This was the final film of director Jack Smight, whose second movie was “Harper”, a Paul Newman-starring detective story that was more funny than thrilling, and there are definitely moments in “Number One with a Bullet” when you see a film far more interested in character and atmosphere than anything having to do with...uh…who’s the villain again? Heck, there’s even something of an homage to the famed re-using-the-used-coffee-grinds scene in “Harper” that finds “Number One With A Bullet’s” protagonist, Detective Basurk (Robert Carradine), eating a strip of raw steak and then taking a swig of steak sauce straight from the bottle and mixing them together in his mouth.
The film’s opening sequence finds Det. Hazeltine (Billy Dee Williams) not on a stakeout or in the midst of a foot chase but playing trumpet, and then holding court at a table with a vivacious beauty, explaining how Tchaikovsky was more jazz than Stravinsky. It’s like, woah. Charlie Parker crossed with a crime-stopper? Are all the characters going to be this way? Eh, not quite. At that moment Basurk enters and busts up the party with the usual macho postures. In fact, later he instigates a long-winded gay joke that is a sign of the film’s terrifying times and absolutely horrifying to witness in 2015. (This might be a good moment to mention that James Belushi – yes, that one – bears a screenwriting credit.)

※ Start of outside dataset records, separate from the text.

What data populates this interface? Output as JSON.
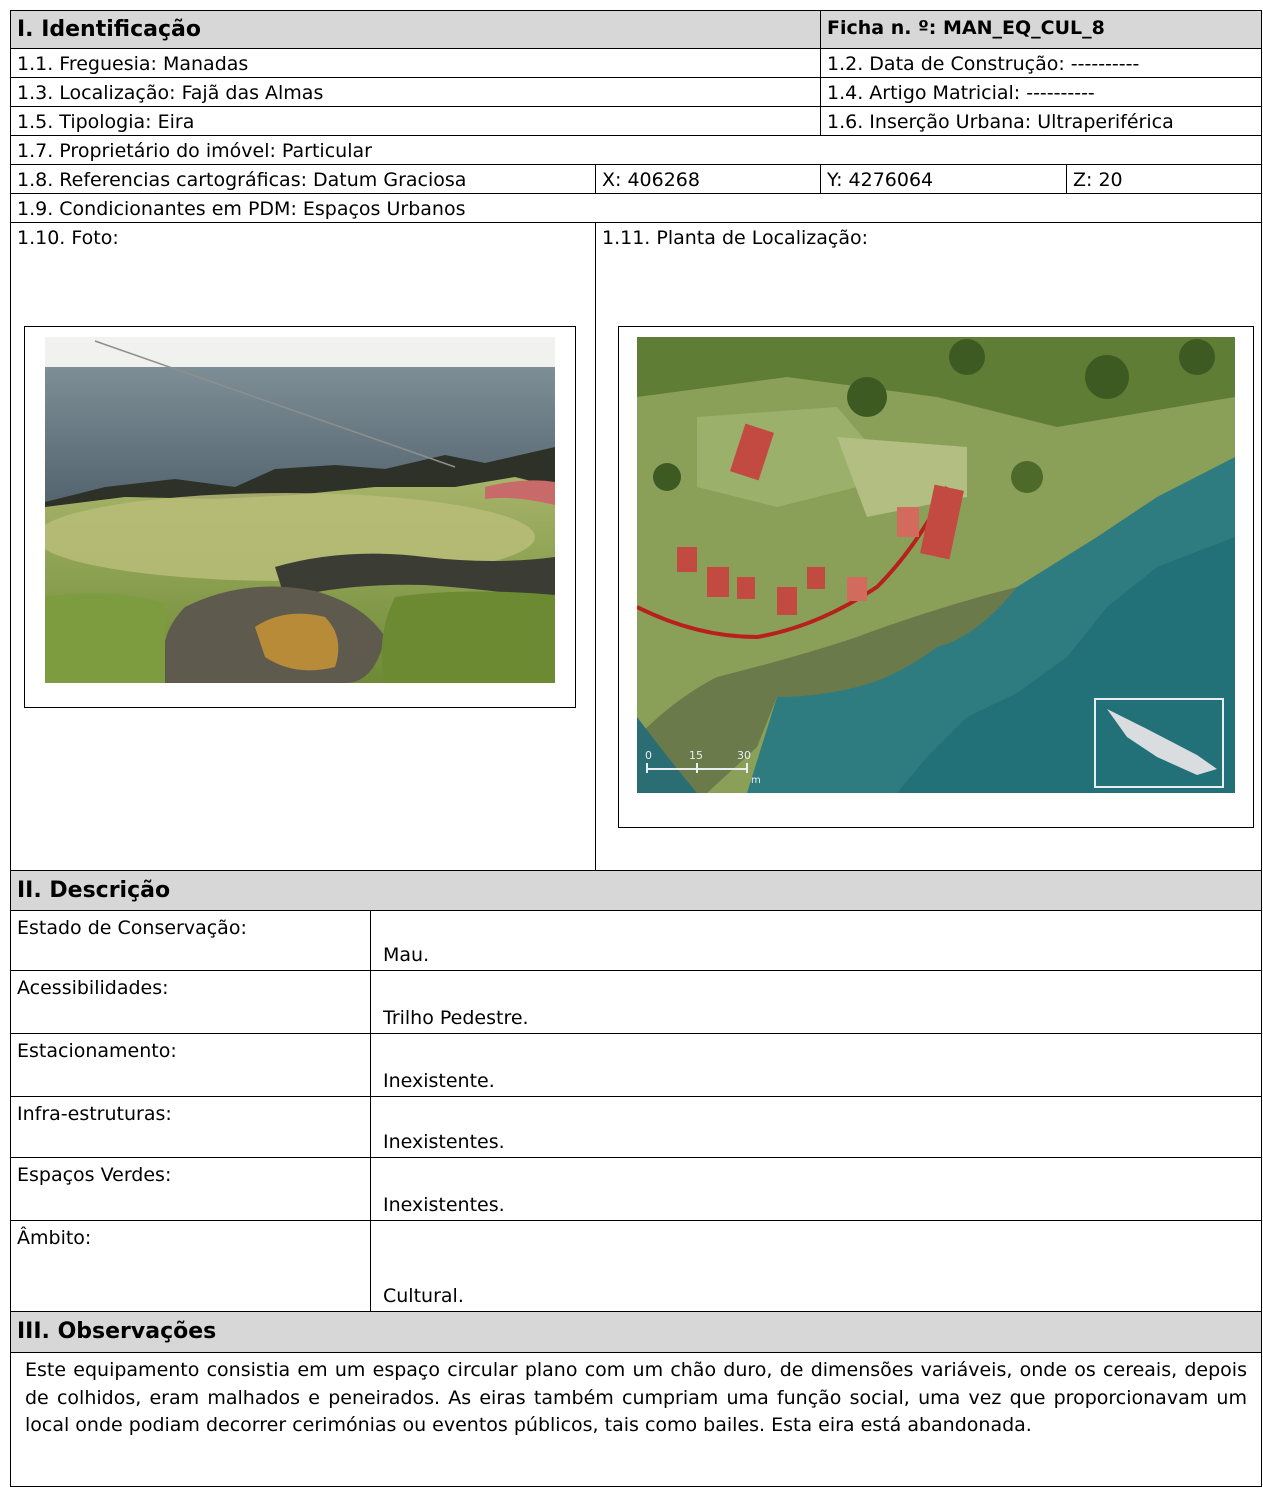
{
  "section1": {
    "title": "I. Identificação",
    "ficha": "Ficha n. º: MAN_EQ_CUL_8",
    "freguesia": "1.1. Freguesia: Manadas",
    "data_construcao": "1.2. Data de Construção: ----------",
    "localizacao": "1.3. Localização: Fajã das Almas",
    "artigo_matricial": "1.4. Artigo Matricial: ----------",
    "tipologia": "1.5. Tipologia: Eira",
    "insercao_urbana": "1.6. Inserção Urbana: Ultraperiférica",
    "proprietario": "1.7. Proprietário do imóvel: Particular",
    "referencias": "1.8. Referencias cartográficas: Datum Graciosa",
    "x": "X: 406268",
    "y": "Y: 4276064",
    "z": "Z: 20",
    "condicionantes": "1.9. Condicionantes em PDM: Espaços Urbanos",
    "foto_label": "1.10. Foto:",
    "planta_label": "1.11. Planta de Localização:",
    "scale_labels": [
      "0",
      "15",
      "30"
    ],
    "scale_unit": "m"
  },
  "section2": {
    "title": "II. Descrição",
    "rows": [
      {
        "label": "Estado de Conservação:",
        "value": "Mau."
      },
      {
        "label": "Acessibilidades:",
        "value": "Trilho Pedestre."
      },
      {
        "label": "Estacionamento:",
        "value": "Inexistente."
      },
      {
        "label": "Infra-estruturas:",
        "value": "Inexistentes."
      },
      {
        "label": "Espaços Verdes:",
        "value": "Inexistentes."
      },
      {
        "label": "Âmbito:",
        "value": "Cultural."
      }
    ]
  },
  "section3": {
    "title": "III. Observações",
    "text": "Este equipamento consistia em um espaço circular plano com um chão duro, de dimensões variáveis, onde os cereais, depois de colhidos, eram malhados e peneirados. As eiras também cumpriam uma função social, uma vez que proporcionavam um local onde podiam decorrer cerimónias ou eventos públicos, tais como bailes. Esta eira está abandonada."
  },
  "colors": {
    "header_gray": "#d7d7d7",
    "sea": "#3d7f8a",
    "grass": "#7f9a4a",
    "roof": "#c24a40",
    "road": "#b8201e"
  }
}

Basurk is saddled with the usual laundry list of problems, an ego writing checks his body can’t cash, a concerned mom that won’t stop leaving messages on the answering machine, a divorced wife he can’t get over, played by Valerie Bertinelli in a positively thankless role that requires her to stand in the living room and dismiss his jackassish advances until she finally acquiesces for no good reason and then almost gets blown up by a car bomb. Basurk is supposed to be a loose cannon, which is why everyone calls him “Berserk”, but Carradine’s performance is far more kooky than berserk. The only time he rises to the heights of being unhinged is an early sequence where he goes undercover by dressing in drag for no discernible reason and gets hydrogen psychosis when threatening to shoot a priest.
It’s not the reviewer’s job to re-write the movie but then I’m reviewing a forgotten 28 year old movie that finished 223rd at the box office in 1987, so screw it. Because there’s a shot during the opening credits that imposes Valerie Bertinelli’s name over a shot of Billy Dee Williams playing trumpet and in that beautiful moment it’s impossible not to imagine a film where Billy Dee and Bertinelli are partners, one built on banter and incidents less harrowing than groovy. The template for the cop movie is so well-worn – it was well-worn by 1987 – and so much here points toward a cop movie with fewer bullets and more blissfully inconsequential matters on its mind. Cops after hours, where the only targets are enemies of style.